The clue many of us use to forecast our life expectancy is
family history. If you’re still healthy and your parents got past 85, it seems
reasonable to expect that you’ll reach that milestone too—barring an encounter
with a moving bus. About half of Americans consider family history first when
estimating their own life expectancy, says a survey by the Society of
Actuaries. Yet research shows that heredity plays a smaller role in how long
you live than most people think. Determining a life span is a complex and
inexact science. Understanding what contributes to your life expectancy could
help you plan for what lies ahead. But it may be only part of the equation in
addressing your future financial needs.
Genes not necessarily the key
Financial planners say that they talk with their clients
about family history when plotting a retirement time horizon. Yet
research hasn’t shown a huge correlation between genes and life span before age
60. A 2006 Scandinavian study of twins found that most identical pairs died a
decade or more apart, in spite of their shared genes. This and similar studies
asserted that as little as about a quarter of one’s longevity is connected to
inherited traits.
A 2013 study in the journal Experimental Gerontology did
show that when one parent lives to 100, his or her offspring show less risk of
developing certain age-related ailments compared with children of shorter-lived
parents. They’re also less likely to need drugs to treat medical problems than
other people. The paper confirmed that the genetic influence on aging was more
evident at advanced ages. But those without very old ancestors may not be able
to extrapolate from this about their own longevity.

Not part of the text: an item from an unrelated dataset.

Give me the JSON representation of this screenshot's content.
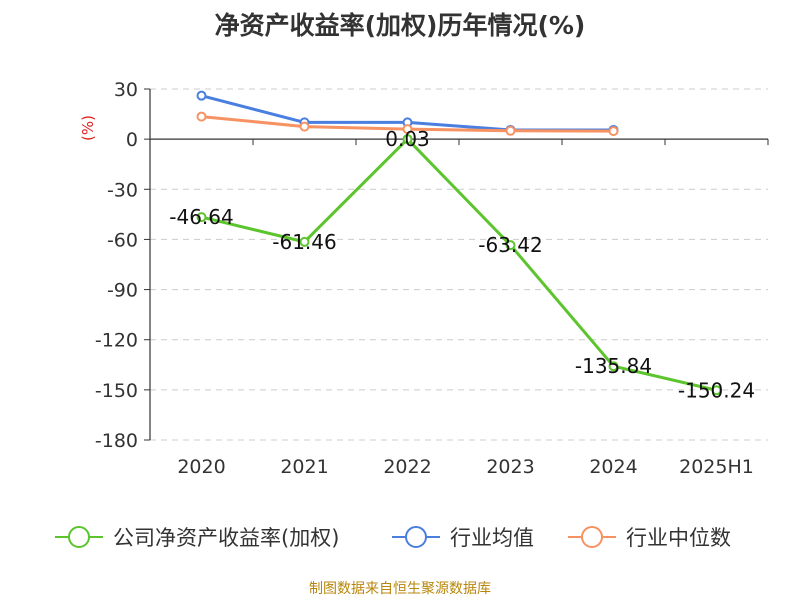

Life expectancy and lifestyle
Your life expectancy, it turns out, has a lot to do with
lifestyle. A family history of heart
disease correlates with a higher risk of early mortality, but new
medications can lessen its likelihood. High blood pressure can be inherited,
but it can also be addressed with medications. Exercise and
a healthy
diet are also associated with longer lives. Thanks to the mathematics-based rules of
probability, we do know that couples are likely to live longer than those who
live alone.
Use caution with calculators
If you insist on a definitive age on which to hang your
plans, you could check out Northwestern Mutual Life Insurance Company's Lifespan
Calculator, which attempts to show how factors including lifestyle choices
can affect your expected age of death. But don't view the results as gospel.
The calculator asks about family cardiovascular history, for instance, but
notes that it may not provide accurate results for individuals who have a
chronic illness. Still, if you want to focus on a number from a life
expectancy calculator, add five to 10 years to any result you find.
Explore your options
Rather than focusing on how long you’re going to live,
consider financial solutions that work regardless of life span. Webb, the
economist, says he’s partial to annuities because they provide a steady stream
of income for life. Traditional pensions are annuities; so is Social Security.
Variable annuities have earned a bad reputation for their high up-front costs
and questionable returns. But immediate annuities—which pay out right away on
an up-front investment— and deferred annuities, particularly new “longevity
annuities,” might be appropriate for folks concerned about outliving their
funds.
Delay Social Security claims
There’s one element on which experts agree: Delaying Social
Security claims is a great hedge against outliving your money. Each year past your full
retirement age that you delay taking benefits you’ll increase your
eventual monthly benefit by a handsome 8 percent, with inflation adjustments. That
kind of guaranteed, risk-free rate of return isn’t currently available with
other investments. And those payments continue for your lifetime.